Birds . . . Birds . . .Birds

Do you hear birdsong? Would you miss it if it weren’t there?

A catbird, who, like a mockingbird, mimics the sounds of other birds, but who adds a little catlike sound at the end. They are a welcome summer visitor who leaves too soon (for me, not for them surely). ©Sascha Darlington

They are seemingly ubiquitous, our feathered friends who make songs or caws or screeches. I haven’t always been interested in birds to the extent that I am now. I knew the names of the common ones in the yard where I grew up: cardinals, blue jays, robins, sparrows. In our neighborhood we didn’t really have many crows although I’d see them when I went to the country. And there I saw goldfinches, which look like canaries with streaks of black and sing joyously as they fly in undulating waves. Once I saw a bluebird and this was at a time when it seemed like they were just turning the corner from near extinction (their population had dropped by 90%) due to the aggressiveness of invasive species like house sparrows and starlings and the clearing of public lands. There were some birds I just heard as a kid in West Virginia, whip-poor-wills and screech owls at night and bobwhites during the day. I have been fortunate to hear screech owls again on visits to OBX, but not so fortunate with the other two.

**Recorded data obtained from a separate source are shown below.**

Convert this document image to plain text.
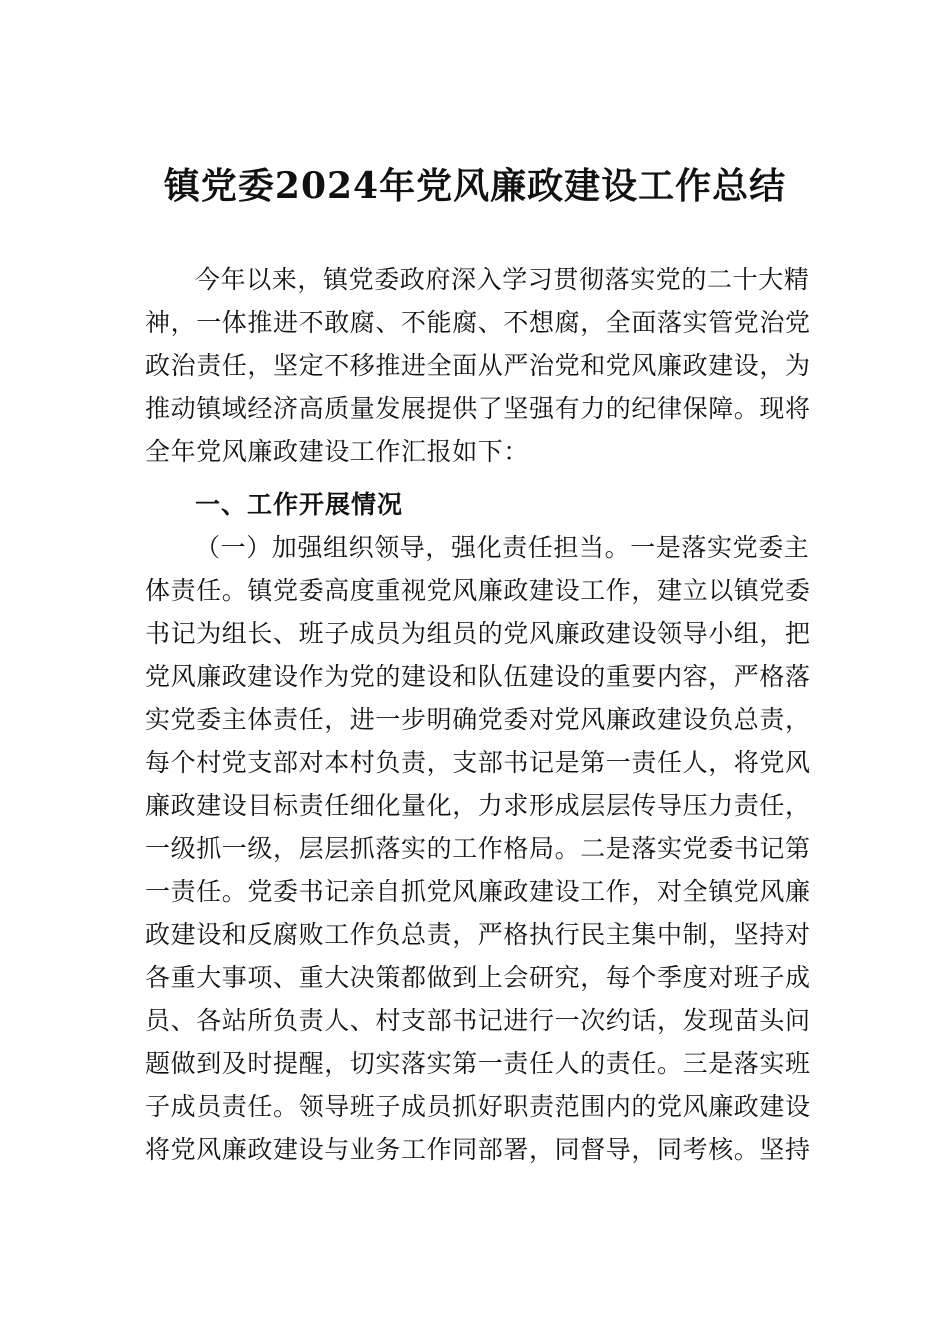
镇党委2024年党风廉政建设工作总结
今年以来，镇党委政府深入学习贯彻落实党的二十大精
神，一体推进不敢腐、不能腐、不想腐，全面落实管党治党
政治责任，坚定不移推进全面从严治党和党风廉政建设，为
推动镇域经济高质量发展提供了坚强有力的纪律保障。现将
全年党风廉政建设工作汇报如下：
一、工作开展情况
（一）加强组织领导，强化责任担当。一是落实党委主
体责任。镇党委高度重视党风廉政建设工作，建立以镇党委
书记为组长、班子成员为组员的党风廉政建设领导小组，把
党风廉政建设作为党的建设和队伍建设的重要内容，严格落
实党委主体责任，进一步明确党委对党风廉政建设负总责，
每个村党支部对本村负责，支部书记是第一责任人，将党风
廉政建设目标责任细化量化，力求形成层层传导压力责任，
一级抓一级，层层抓落实的工作格局。二是落实党委书记第
一责任。党委书记亲自抓党风廉政建设工作，对全镇党风廉
政建设和反腐败工作负总责，严格执行民主集中制，坚持对
各重大事项、重大决策都做到上会研究，每个季度对班子成
员、各站所负责人、村支部书记进行一次约话，发现苗头问
题做到及时提醒，切实落实第一责任人的责任。三是落实班
子成员责任。领导班子成员抓好职责范围内的党风廉政建设
将党风廉政建设与业务工作同部署，同督导，同考核。坚持
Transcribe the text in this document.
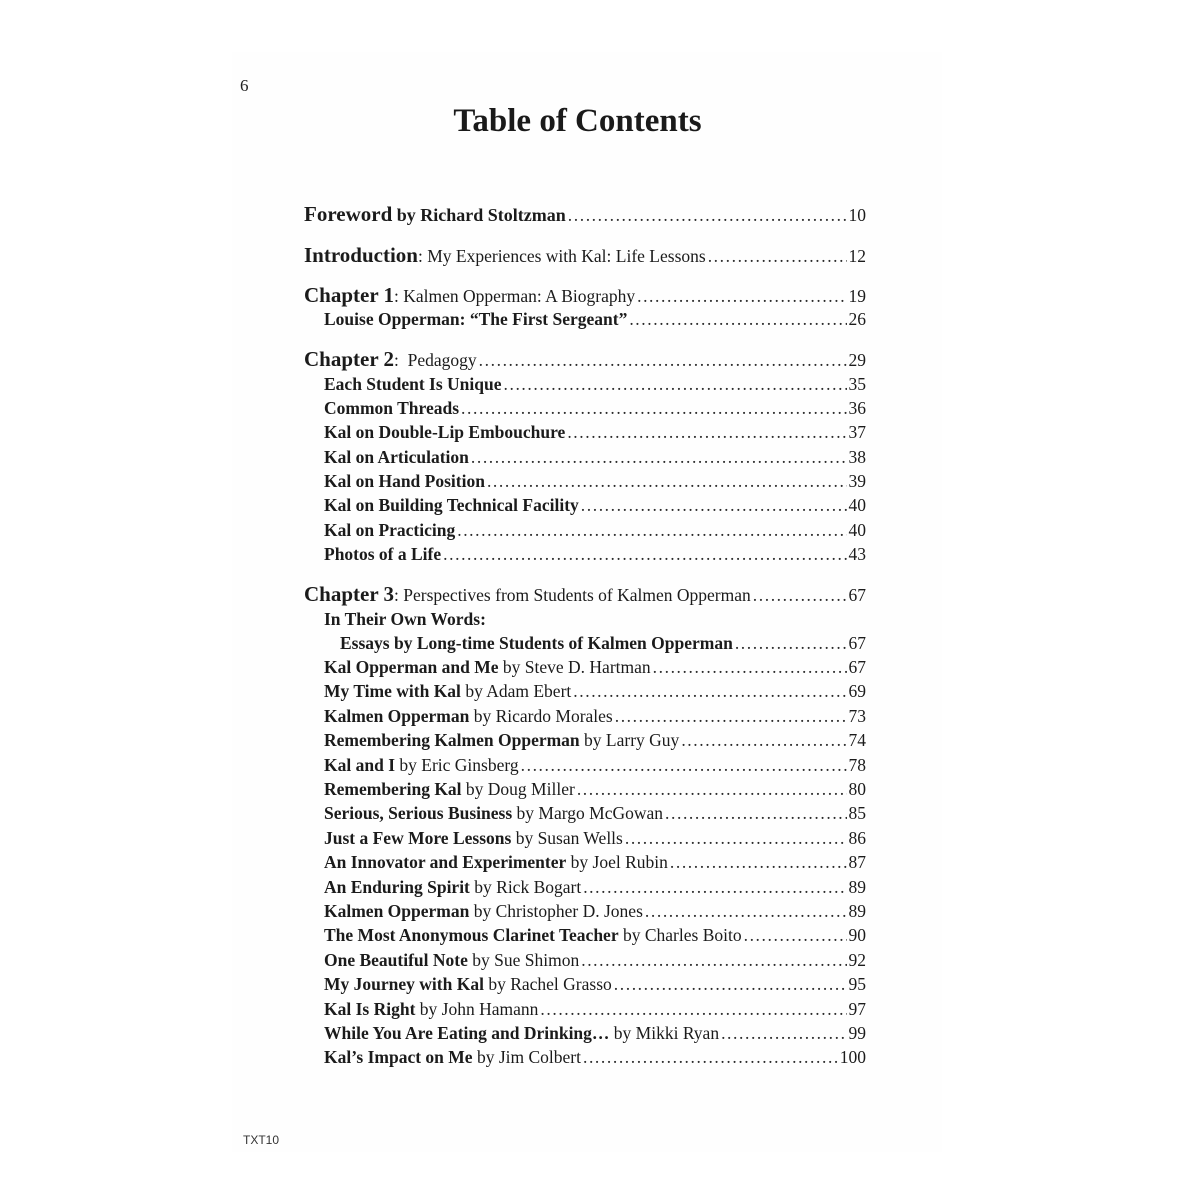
6
Table of Contents
Foreword by Richard Stoltzman .....	10
Introduction: My Experiences with Kal: Life Lessons .....	12
Chapter 1: Kalmen Opperman: A Biography .....	19
Louise Opperman: “The First Sergeant” .....	26
Chapter 2:  Pedagogy .....	29
Each Student Is Unique .....	35
Common Threads .....	36
Kal on Double-Lip Embouchure .....	37
Kal on Articulation .....	38
Kal on Hand Position .....	39
Kal on Building Technical Facility .....	40
Kal on Practicing .....	40
Photos of a Life .....	43
Chapter 3: Perspectives from Students of Kalmen Opperman .....	67
In Their Own Words:
Essays by Long-time Students of Kalmen Opperman .....	67
Kal Opperman and Me by Steve D. Hartman .....	67
My Time with Kal by Adam Ebert .....	69
Kalmen Opperman by Ricardo Morales .....	73
Remembering Kalmen Opperman by Larry Guy .....	74
Kal and I by Eric Ginsberg .....	78
Remembering Kal by Doug Miller .....	80
Serious, Serious Business by Margo McGowan .....	85
Just a Few More Lessons by Susan Wells .....	86
An Innovator and Experimenter by Joel Rubin .....	87
An Enduring Spirit by Rick Bogart .....	89
Kalmen Opperman by Christopher D. Jones .....	89
The Most Anonymous Clarinet Teacher by Charles Boito .....	90
One Beautiful Note by Sue Shimon .....	92
My Journey with Kal by Rachel Grasso .....	95
Kal Is Right by John Hamann .....	97
While You Are Eating and Drinking… by Mikki Ryan .....	99
Kal’s Impact on Me by Jim Colbert .....	100
TXT10
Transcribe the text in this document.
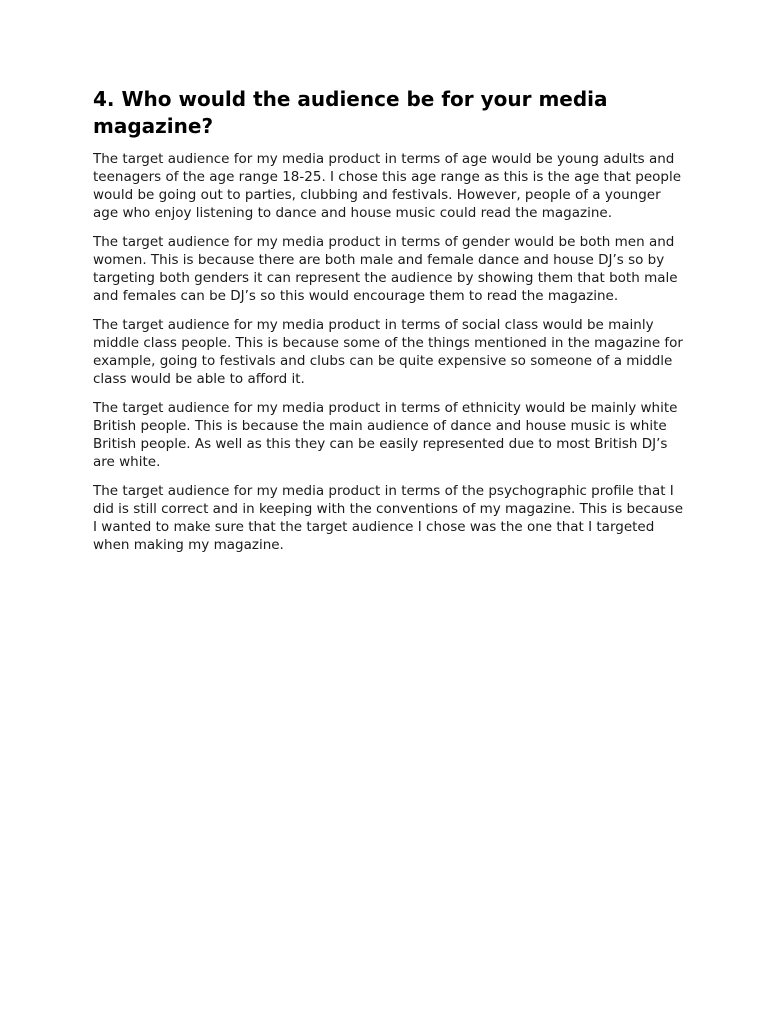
4. Who would the audience be for your media magazine?

The target audience for my media product in terms of age would be young adults and teenagers of the age range 18-25. I chose this age range as this is the age that people would be going out to parties, clubbing and festivals. However, people of a younger age who enjoy listening to dance and house music could read the magazine.

The target audience for my media product in terms of gender would be both men and women. This is because there are both male and female dance and house DJ’s so by targeting both genders it can represent the audience by showing them that both male and females can be DJ’s so this would encourage them to read the magazine.

The target audience for my media product in terms of social class would be mainly middle class people. This is because some of the things mentioned in the magazine for example, going to festivals and clubs can be quite expensive so someone of a middle class would be able to afford it.

The target audience for my media product in terms of ethnicity would be mainly white British people. This is because the main audience of dance and house music is white British people. As well as this they can be easily represented due to most British DJ’s are white.

The target audience for my media product in terms of the psychographic profile that I did is still correct and in keeping with the conventions of my magazine. This is because I wanted to make sure that the target audience I chose was the one that I targeted when making my magazine.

And once (and many times subsequently) I thought I heard the atrocious sound of a bird being torn apart, which turned out to be a fox being chased by a black cat who was doing that back-humped, side-jumping move that they do while being cats. That fox call still strikes me as being semi-otherworldly (or of this world, you know, like a bird being torn apart: shiver). Side note: I love foxes.

In continuation of yesterday’s post about hummingbirds, I want to mention the angry-sounding chittering hummingbirds make. They make it often, and from what I’ve seen always while flying. Now that I know the sound, I’ll hear it in woods or near flowering trees or orange Virginia creeper while never ever seeing the flying fairies. (As I write this, several hummers are visiting the lantana flowers; as Autumn draws closer, each sighting is a gift.)

This hummingbird pic is several years old now. I no longer put out feeders but hope that the flowers, shrubs, and trees will provide amply. It’s especially good when I’m not there to put out feeders! ©Sascha Darlington

How dismally silent our world would be without birds. Do you have a favorite bird sound?

Here’s a video of all of the wonderful sounds a hummingbird can make.

If you enjoy watching or listening to birds but don’t know how to start about identifying them, I highly recommend the free app from Cornell called Merlin that not only allows you to identify birds via a step-by-step guide but also through picture and sound id. I love the sound id; you just hit a button on the app (it works on your phone or tablet), as it records it identifies the birds it hears! They also have different add-ons for different locations.